Air pollution forced Bosnian authorities to shut schools in the capital Sarajevo on Thursday, while smog levels also spiked in other parts of the Balkan country due to a lack of rainfall, local officials said.
The air quality index, whose "normal" levels range from 0 to 50, reached 94 in Sarajevo on Thursday, official data showed.
Registered levels had been even higher in recent days, with the index soaring above the dangerous 300 mark and the city literally shrouded in a smog.
Regional authorities in Sarajevo decided to close primary and secondary schools Thursday, they said in a statement, while the city council demanded an early start to the winter holiday, so that children would be spared from being exposed to the smog.

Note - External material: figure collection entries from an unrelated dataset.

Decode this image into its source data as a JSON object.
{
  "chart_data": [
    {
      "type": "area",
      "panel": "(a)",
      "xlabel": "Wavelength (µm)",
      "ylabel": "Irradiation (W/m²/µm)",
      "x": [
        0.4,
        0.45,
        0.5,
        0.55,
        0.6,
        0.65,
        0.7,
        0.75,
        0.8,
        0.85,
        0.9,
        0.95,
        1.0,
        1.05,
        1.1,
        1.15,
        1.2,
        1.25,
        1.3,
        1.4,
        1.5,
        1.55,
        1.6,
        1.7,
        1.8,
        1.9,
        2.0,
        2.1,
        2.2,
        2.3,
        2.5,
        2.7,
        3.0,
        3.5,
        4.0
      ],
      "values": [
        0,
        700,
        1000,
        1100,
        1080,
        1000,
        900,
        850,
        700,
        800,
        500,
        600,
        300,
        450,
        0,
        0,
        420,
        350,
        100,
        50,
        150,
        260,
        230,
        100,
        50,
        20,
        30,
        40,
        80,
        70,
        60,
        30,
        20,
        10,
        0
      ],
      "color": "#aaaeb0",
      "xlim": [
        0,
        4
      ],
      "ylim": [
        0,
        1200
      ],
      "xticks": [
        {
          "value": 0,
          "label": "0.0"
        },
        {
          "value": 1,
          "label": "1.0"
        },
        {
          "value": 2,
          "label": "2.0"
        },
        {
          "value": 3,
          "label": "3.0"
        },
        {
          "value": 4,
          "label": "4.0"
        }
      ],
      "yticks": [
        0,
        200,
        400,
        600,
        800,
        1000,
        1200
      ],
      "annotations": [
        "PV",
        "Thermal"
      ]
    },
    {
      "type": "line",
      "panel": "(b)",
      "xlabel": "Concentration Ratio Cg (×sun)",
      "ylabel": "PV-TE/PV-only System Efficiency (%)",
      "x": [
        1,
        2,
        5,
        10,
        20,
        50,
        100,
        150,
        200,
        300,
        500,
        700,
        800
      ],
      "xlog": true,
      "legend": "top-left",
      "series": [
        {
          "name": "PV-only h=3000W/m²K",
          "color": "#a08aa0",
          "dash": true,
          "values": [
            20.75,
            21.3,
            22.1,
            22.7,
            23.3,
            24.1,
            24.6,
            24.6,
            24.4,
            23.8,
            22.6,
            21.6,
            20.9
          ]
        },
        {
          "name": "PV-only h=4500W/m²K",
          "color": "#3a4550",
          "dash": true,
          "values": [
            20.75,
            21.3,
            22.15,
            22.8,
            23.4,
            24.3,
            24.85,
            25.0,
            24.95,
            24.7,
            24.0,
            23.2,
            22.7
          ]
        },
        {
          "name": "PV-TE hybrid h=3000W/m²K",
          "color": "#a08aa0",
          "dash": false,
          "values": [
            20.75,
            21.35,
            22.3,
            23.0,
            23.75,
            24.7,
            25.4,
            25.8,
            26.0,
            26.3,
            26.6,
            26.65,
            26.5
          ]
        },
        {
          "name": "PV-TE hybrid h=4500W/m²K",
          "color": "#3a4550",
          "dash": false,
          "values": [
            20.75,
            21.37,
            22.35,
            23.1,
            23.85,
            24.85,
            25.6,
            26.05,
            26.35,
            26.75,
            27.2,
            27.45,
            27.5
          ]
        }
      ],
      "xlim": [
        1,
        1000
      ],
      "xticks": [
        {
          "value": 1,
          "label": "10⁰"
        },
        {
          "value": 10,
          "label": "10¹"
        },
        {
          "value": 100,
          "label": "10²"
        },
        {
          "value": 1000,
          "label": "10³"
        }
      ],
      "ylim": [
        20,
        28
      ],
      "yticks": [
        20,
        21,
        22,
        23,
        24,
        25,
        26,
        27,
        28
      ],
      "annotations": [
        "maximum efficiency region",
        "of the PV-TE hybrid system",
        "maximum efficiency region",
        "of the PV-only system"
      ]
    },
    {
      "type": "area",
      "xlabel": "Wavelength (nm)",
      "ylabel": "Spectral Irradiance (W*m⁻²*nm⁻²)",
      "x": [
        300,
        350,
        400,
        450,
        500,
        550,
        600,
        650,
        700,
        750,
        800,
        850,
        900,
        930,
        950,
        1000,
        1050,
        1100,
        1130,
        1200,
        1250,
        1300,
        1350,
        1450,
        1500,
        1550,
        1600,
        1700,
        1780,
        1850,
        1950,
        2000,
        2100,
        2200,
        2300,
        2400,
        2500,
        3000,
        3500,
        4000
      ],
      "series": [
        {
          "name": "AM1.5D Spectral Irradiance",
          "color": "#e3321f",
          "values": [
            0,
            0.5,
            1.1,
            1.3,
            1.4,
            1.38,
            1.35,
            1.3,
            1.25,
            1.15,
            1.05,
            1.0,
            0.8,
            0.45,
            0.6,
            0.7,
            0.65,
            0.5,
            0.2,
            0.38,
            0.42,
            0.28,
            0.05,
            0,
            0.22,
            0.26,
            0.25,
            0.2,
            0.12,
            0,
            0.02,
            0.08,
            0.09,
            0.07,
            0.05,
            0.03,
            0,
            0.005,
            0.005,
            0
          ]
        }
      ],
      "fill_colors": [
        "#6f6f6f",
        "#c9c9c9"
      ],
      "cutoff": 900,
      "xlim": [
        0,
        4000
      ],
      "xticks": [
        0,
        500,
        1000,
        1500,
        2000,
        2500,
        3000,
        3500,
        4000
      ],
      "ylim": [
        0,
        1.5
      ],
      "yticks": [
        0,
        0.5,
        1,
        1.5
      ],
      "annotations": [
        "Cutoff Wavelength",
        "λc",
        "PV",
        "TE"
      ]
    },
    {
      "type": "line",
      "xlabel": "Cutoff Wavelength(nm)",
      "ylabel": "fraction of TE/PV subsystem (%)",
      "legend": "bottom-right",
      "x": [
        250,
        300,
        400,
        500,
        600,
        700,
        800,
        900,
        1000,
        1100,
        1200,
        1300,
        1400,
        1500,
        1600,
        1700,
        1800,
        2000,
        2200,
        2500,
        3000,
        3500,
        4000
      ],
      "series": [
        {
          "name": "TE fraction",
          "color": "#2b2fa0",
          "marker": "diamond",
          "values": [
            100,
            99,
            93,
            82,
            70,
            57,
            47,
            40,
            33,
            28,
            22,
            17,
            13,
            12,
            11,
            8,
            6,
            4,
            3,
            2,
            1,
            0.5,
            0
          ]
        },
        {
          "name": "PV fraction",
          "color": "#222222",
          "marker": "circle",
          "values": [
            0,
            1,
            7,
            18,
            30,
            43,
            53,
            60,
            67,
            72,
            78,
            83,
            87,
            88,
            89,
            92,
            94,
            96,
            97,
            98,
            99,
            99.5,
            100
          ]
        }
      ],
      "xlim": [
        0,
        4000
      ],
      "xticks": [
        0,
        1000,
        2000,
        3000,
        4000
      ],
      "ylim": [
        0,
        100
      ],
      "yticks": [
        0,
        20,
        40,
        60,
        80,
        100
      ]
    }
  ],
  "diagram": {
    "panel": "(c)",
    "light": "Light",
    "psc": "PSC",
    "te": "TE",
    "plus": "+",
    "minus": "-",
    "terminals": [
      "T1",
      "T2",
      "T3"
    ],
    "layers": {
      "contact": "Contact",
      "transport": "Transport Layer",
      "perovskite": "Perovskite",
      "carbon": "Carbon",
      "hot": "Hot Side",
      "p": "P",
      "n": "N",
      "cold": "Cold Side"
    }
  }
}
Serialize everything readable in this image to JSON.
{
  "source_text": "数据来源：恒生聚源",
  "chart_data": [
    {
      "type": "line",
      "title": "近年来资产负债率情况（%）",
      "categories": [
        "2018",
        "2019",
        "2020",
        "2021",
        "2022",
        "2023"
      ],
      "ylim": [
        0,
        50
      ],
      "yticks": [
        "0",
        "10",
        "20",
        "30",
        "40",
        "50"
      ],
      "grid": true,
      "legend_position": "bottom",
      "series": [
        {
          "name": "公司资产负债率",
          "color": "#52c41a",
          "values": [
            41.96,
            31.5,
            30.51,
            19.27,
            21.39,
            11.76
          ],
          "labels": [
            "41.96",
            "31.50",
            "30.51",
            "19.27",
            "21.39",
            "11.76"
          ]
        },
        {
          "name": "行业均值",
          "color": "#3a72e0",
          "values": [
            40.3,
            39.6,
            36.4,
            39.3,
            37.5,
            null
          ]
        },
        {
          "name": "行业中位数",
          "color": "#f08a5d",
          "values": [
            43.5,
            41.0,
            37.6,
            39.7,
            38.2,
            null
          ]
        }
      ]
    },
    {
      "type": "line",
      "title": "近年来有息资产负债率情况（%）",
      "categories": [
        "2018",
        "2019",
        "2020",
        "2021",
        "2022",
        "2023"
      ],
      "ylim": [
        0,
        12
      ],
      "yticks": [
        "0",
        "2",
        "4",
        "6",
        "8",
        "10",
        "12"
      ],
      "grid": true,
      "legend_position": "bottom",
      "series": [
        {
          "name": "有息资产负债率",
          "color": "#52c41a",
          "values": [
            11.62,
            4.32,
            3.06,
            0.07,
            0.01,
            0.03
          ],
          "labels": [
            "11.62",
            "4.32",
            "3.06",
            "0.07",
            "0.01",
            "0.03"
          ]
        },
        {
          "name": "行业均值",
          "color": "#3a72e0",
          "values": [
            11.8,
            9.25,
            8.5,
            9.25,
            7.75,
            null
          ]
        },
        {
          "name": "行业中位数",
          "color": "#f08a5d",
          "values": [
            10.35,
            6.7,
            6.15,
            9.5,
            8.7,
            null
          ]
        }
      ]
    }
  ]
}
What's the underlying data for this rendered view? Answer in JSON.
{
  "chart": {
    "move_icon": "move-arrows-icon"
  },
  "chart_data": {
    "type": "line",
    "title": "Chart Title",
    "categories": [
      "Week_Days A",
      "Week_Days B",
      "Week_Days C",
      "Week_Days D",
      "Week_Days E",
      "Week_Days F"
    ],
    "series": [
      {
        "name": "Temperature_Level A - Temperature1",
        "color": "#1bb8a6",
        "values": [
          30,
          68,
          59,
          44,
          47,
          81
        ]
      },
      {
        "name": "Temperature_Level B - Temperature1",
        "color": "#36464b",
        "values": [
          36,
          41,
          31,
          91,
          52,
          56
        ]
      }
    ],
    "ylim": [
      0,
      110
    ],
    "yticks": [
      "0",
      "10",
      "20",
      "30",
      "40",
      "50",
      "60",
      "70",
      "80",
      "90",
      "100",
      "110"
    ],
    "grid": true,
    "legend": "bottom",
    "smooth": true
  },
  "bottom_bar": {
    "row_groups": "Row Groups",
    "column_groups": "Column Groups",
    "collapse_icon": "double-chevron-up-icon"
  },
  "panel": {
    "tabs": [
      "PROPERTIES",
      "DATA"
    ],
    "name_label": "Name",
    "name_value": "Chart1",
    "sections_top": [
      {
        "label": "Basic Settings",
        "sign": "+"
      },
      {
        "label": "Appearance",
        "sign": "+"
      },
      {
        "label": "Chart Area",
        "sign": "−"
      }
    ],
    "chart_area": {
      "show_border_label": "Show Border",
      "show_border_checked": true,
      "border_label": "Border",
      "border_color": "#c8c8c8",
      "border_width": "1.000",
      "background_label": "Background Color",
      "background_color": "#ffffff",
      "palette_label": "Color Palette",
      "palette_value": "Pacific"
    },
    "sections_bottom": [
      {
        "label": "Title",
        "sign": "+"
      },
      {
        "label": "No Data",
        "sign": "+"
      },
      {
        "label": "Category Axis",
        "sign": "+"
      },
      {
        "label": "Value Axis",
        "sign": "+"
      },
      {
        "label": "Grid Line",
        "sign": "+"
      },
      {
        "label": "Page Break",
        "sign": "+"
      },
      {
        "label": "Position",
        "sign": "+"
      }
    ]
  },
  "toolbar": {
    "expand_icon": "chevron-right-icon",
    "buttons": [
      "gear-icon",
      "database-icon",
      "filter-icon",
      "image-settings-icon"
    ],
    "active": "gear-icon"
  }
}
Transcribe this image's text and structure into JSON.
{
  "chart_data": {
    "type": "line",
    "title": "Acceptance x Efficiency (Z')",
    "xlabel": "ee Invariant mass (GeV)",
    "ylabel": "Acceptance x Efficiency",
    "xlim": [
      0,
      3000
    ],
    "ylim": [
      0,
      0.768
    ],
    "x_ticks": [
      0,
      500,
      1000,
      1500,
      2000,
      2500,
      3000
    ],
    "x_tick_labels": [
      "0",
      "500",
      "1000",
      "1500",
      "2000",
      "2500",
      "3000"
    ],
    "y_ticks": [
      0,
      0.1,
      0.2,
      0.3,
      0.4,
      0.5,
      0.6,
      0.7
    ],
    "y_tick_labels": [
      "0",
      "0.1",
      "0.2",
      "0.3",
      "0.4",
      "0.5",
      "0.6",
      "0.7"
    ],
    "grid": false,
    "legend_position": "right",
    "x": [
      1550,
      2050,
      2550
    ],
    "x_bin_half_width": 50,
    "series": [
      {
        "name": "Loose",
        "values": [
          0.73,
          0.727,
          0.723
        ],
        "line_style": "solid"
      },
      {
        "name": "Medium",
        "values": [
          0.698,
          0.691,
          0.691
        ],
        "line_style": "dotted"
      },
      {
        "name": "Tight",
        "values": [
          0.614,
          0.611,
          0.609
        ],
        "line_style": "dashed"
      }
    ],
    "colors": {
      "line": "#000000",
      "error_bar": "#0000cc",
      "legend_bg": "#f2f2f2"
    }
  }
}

Winter holidays traditionally start later in Bosnia than in western Europe, just ahead of the New Year.
Health authorities urged citizens meanwhile, particularly those with health problems, pregnant women and children, to refrain from going out at all.
Red Cross and non-governmental activists distributed protective masks to people across the city, which is surrounded by mountains that lock in the air especially during dry spells.
Pollution levels were also exacerbated by fumes from heating tens of thousands of homes.
Weather forecasts indicate that smog levels are not expected to improve before January.
Several other Bosnian towns were also hit by smog, especially those with large industrial areas such as Lukavac and Tuzla, where the air pollution index reached 293 and 193 respectively on Thursday.